A New York Times story highlighting that decision reportedly upset Trump so much – as he, according to Politico, thought it undermined his bargaining position – that he called Health and Human Services Secretary Tom Price directly and dictated a confusing statement that sought to rebuke the Times story, though none of its facts were actually called into question.

Instead, Trump’s statement – which was attributed to a HHS spokeswoman when it went out to health care reporters Wednesday – took pot shots at Democrats, who “need to help solve this failed Obamacare plan.”


Against this backdrop, congressional Republicans don’t seem to be getting any closer to reviving the bill they were forced to withdraw from the House floor last month.

Axios reported Wednesday that the White House was floating another Hail Mary compromise to bring together the two House GOP factions dueling over repeal that would allow non-ACA compliant plans to compete on ACA exchanges. That idea brings all the same problems as the previous failed agreements: It would invite a race to the bottom by insurers that would price sick people out of the market and possibly lead to a death spiral.

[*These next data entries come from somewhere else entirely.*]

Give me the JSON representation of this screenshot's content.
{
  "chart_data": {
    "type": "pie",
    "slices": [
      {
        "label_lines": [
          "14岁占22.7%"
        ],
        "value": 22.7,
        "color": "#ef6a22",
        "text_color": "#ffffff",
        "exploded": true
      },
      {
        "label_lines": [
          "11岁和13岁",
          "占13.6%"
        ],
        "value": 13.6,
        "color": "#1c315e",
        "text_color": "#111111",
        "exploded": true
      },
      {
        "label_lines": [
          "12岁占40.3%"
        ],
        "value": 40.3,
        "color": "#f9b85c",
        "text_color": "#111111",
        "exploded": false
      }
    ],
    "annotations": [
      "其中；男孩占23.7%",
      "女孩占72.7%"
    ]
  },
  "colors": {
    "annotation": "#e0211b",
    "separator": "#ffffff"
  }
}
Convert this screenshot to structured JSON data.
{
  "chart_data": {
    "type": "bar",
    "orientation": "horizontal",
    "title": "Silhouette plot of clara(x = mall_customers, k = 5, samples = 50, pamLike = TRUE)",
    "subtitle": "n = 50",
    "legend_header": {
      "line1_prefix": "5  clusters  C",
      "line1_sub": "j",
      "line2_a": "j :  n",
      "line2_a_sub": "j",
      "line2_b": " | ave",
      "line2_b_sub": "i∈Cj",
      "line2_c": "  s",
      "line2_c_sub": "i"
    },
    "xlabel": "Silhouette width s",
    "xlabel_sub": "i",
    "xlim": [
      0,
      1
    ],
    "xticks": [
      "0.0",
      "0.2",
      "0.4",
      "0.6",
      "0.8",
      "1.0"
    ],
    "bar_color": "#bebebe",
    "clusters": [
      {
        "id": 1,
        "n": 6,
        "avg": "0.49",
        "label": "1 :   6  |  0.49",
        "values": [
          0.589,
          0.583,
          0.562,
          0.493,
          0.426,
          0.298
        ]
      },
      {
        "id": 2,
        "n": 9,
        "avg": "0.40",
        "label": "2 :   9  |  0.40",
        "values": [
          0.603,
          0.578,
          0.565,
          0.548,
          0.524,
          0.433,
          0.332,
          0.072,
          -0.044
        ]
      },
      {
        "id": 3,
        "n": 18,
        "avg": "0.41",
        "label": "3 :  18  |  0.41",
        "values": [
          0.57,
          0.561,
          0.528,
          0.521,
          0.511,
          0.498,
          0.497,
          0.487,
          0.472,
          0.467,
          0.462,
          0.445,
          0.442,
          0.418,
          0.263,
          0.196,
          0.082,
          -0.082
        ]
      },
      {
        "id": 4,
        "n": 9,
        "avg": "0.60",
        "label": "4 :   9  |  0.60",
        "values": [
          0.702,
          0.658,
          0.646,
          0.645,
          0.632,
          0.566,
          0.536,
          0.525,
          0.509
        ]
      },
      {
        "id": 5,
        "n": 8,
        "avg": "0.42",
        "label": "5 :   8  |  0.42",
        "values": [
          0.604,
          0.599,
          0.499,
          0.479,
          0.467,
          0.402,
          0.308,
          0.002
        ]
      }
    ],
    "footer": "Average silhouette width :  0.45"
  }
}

An unnamed health insurance official summed up the frustrations of many health care wonks in a follow-up Axios report about the idea: “Do Republicans seriously not understand how insurance markets work?”

Prominent congressional Republicans have signaled they want to move on from this mess, and drill down on tax reform, which poses its own set of challenges.

Walden, the Energy and Commerce Committee chair who oversees health care reform, speculated that Republicans could hold off for a future budget vehicle to try Obamacare repeal again, telling the Washington Post Wednesday that he’d “rather take the time to get it right.”

Trump, in his Wall Street Journal interview, hinted that he is ready to hold Republicans in a separate vice, of similarly questionable construction, by vowing to withhold releasing the White House’s tax reform plan until a health care bill is passed.

To recap: Trump, in his kamikaze-style of political hard ball, is currently a man on an island. He stands alone – apart from congressional Republicans, the health care industry and even the Chamber of Commerce – in holding a gun to the head of a subsidies program that benefits 7 million people.

And in stating those intentions explicitly, Trump made it hard to blame anyone else for pulling the trigger.